Il figlio notò un oggetto incastrato nell’inferriata…ed ecco… una buffa statuetta di un buffo guerriero longobardo in ceramica con tanto di armatura, elmo, lancia e scudo in peltro e due piedi enormi in sandali che lasciavano scoperti gli alluci turgidi sgraziati.
“Perbacco… il soldatino… il dono un po’ irriverente della ragazza fiorentina che ho incontrato l’estate passata… a San Vincenzo… ci conosciamo solo da pochi mesi, ma… che fuoco m’ha acceso nell’anima…”.

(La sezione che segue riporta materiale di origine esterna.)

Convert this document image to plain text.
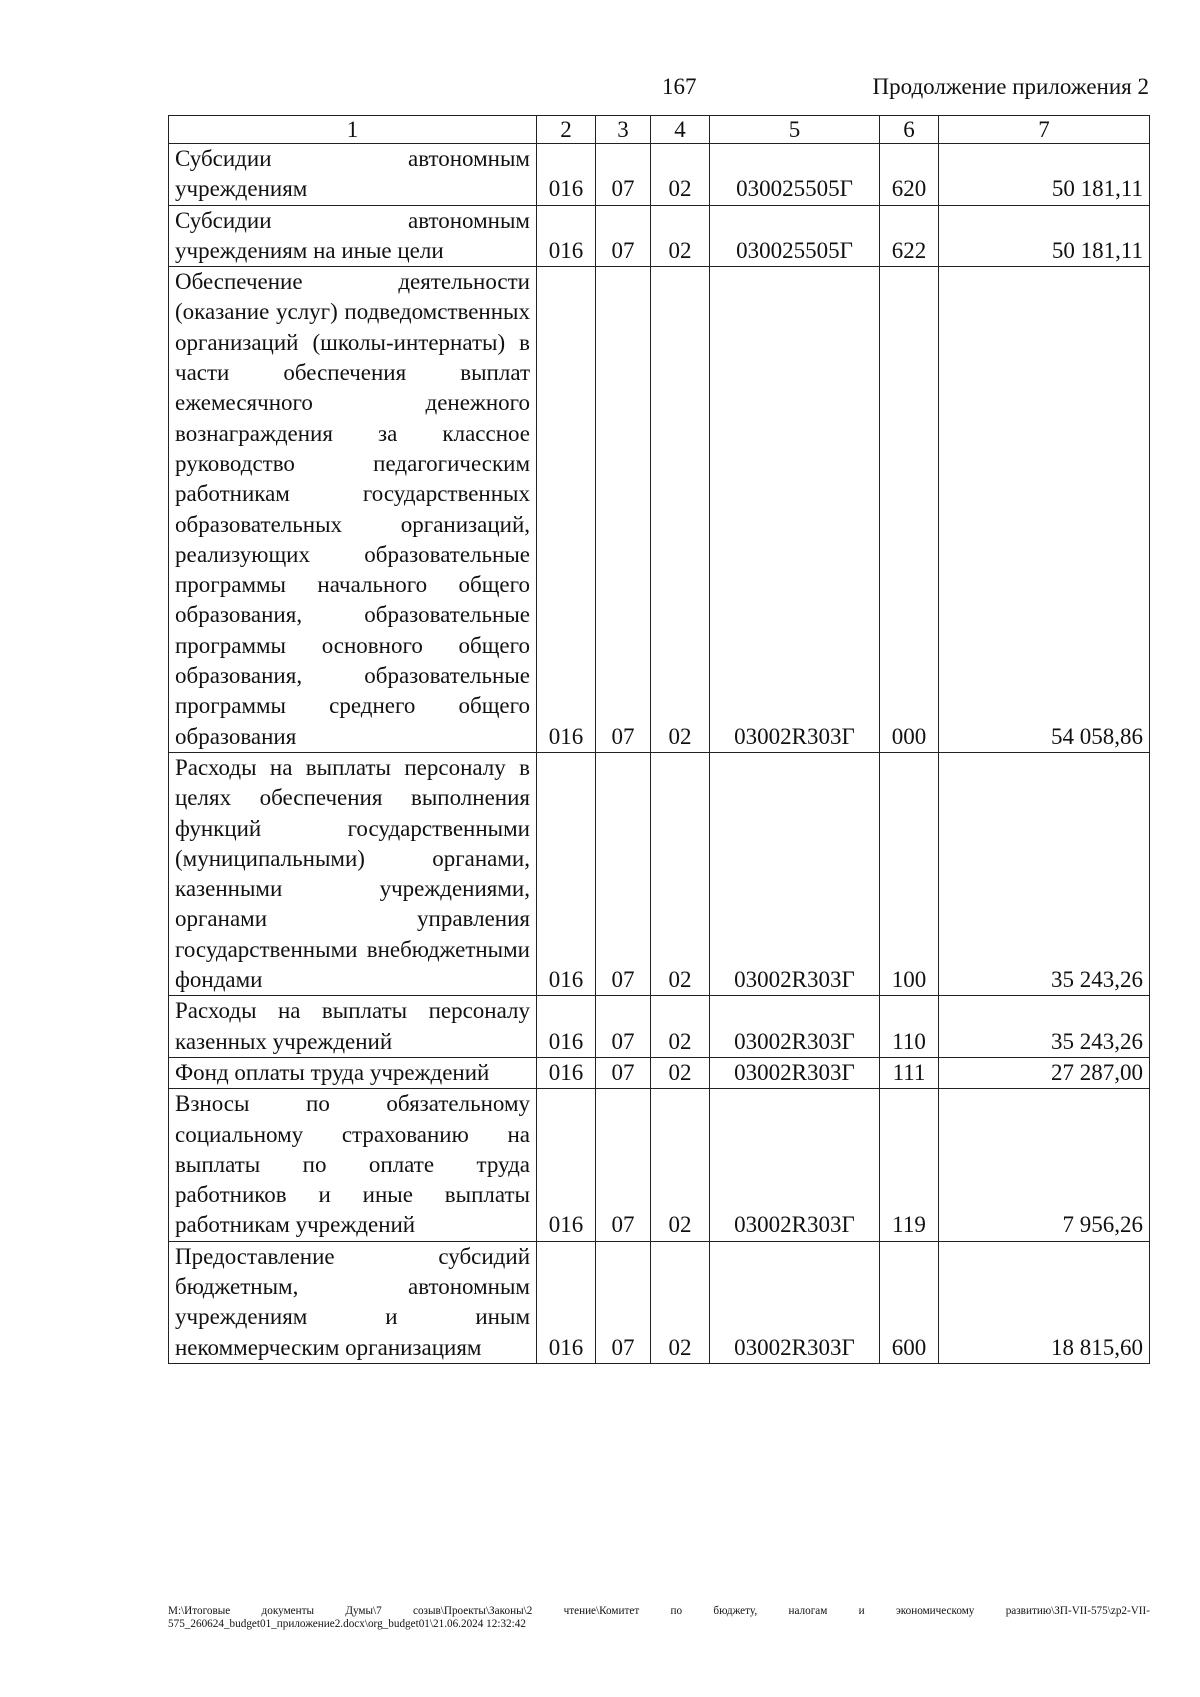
167	Продолжение приложения 2
1	2	3	4	5	6	7
Субсидии автономным учреждениям	016	07	02	030025505Г	620	50 181,11
Субсидии автономным учреждениям на иные цели	016	07	02	030025505Г	622	50 181,11
Обеспечение деятельности (оказание услуг) подведомственных организаций (школы-интернаты) в части обеспечения выплат ежемесячного денежного вознаграждения за классное руководство педагогическим работникам государственных образовательных организаций, реализующих образовательные программы начального общего образования, образовательные программы основного общего образования, образовательные программы среднего общего образования	016	07	02	03002R303Г	000	54 058,86
Расходы на выплаты персоналу в целях обеспечения выполнения функций государственными (муниципальными) органами, казенными учреждениями, органами управления государственными внебюджетными фондами	016	07	02	03002R303Г	100	35 243,26
Расходы на выплаты персоналу казенных учреждений	016	07	02	03002R303Г	110	35 243,26
Фонд оплаты труда учреждений	016	07	02	03002R303Г	111	27 287,00
Взносы по обязательному социальному страхованию на выплаты по оплате труда работников и иные выплаты работникам учреждений	016	07	02	03002R303Г	119	7 956,26
Предоставление субсидий бюджетным, автономным учреждениям и иным некоммерческим организациям	016	07	02	03002R303Г	600	18 815,60
M:\Итоговые документы Думы\7 созыв\Проекты\Законы\2 чтение\Комитет по бюджету, налогам и экономическому развитию\ЗП-VII-575\zp2-VII-575_260624_budget01_приложение2.docx\org_budget01\21.06.2024 12:32:42
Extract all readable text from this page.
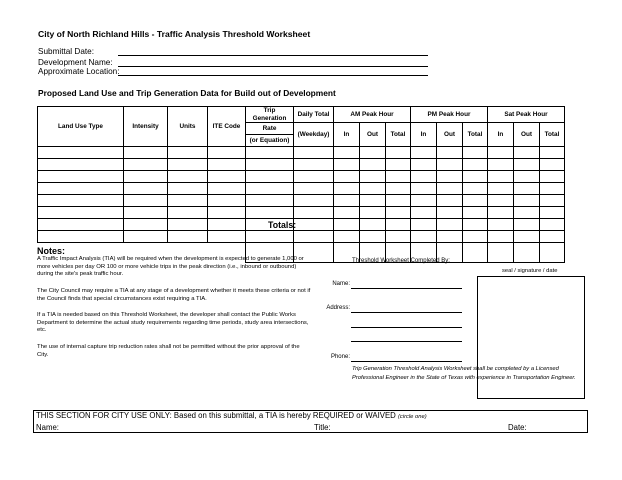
City of North Richland Hills - Traffic Analysis Threshold Worksheet
Submittal Date:
Development Name:
Approximate Location:
Proposed Land Use and Trip Generation Data for Build out of Development
Land Use Type	Intensity	Units	ITE Code	Trip Generation	Daily Total	AM Peak Hour			PM Peak Hour			Sat Peak Hour		
				Rate	(Weekday)	In	Out	Total	In	Out	Total	In	Out	Total
				(or Equation)										

Totals:
Notes:
A Traffic Impact Analysis (TIA) will be required when the development is expected to generate 1,000 or more vehicles per day OR 100 or more vehicle trips in the peak direction (i.e., inbound or outbound) during the site's peak traffic hour.
The City Council may require a TIA at any stage of a development whether it meets these criteria or not if the Council finds that special circumstances exist requiring a TIA.
If a TIA is needed based on this Threshold Worksheet, the developer shall contact the Public Works Department to determine the actual study requirements regarding time periods, study area intersections, etc.
The use of internal capture trip reduction rates shall not be permitted without the prior approval of the City.
Threshold Worksheet Completed By:
Name:
Address:
Phone:
seal / signature / date
Trip Generation Threshold Analysis Worksheet shall be completed by a Licensed Professional Engineer in the State of Texas with experience in Transportation Engineer.
THIS SECTION FOR CITY USE ONLY: Based on this submittal, a TIA is hereby REQUIRED or WAIVED (circle one)
Name:	Title:	Date:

Giunto al mare fresco fresco di congedo militare, il ragazzo le aveva raccontato tutte le sue recenti peripezie della naja; lei, dopo averlo ascoltato paziente per tutta la vacanza, in uno dei loro primi appuntamenti fiorentini gli aveva regalato tra il serio e il faceto la tenera e goffa statuetta del soldatino longobardo, come a dire:
“Hai superato indenne la leva… da artificiere!… tra ordigni inesplosi da disinnescare… tra polvere pirica e nitroglicerina… ora potrai affrontare tutto a questo mondo!” Ed ecco che egli risentì su di sé il profumo di lei, lo sguardo ora tenero ora sorridente, il corpo armonioso e a voce alta con una pala in mano disse:
“Babbo, mamma, su diamoci da fare… un po’ per volta rimetteremo a posto la casa, anzi la faremo rifiorire… alla radio dicono che da tutto il mondo sono giunti a Firenze alluvionata volontari per prestarle soccorso… qualcuno aiuterà anche noi… e poi, come si dice, aiutati che Dio ti aiuta! Tu, però, mamma, non ti sforzare e lascia i lavori pesanti a noi due che siamo uomini…” poi, guardando all’esterno l’utilitaria bianca incastrata nel cancello, aggiunse a mezza voce:
“Ricomprerò anche la FIAT 500… a Firenze qualcuno mi aspetta!” e di buona lena iniziò a spalare melma, vigorosamente.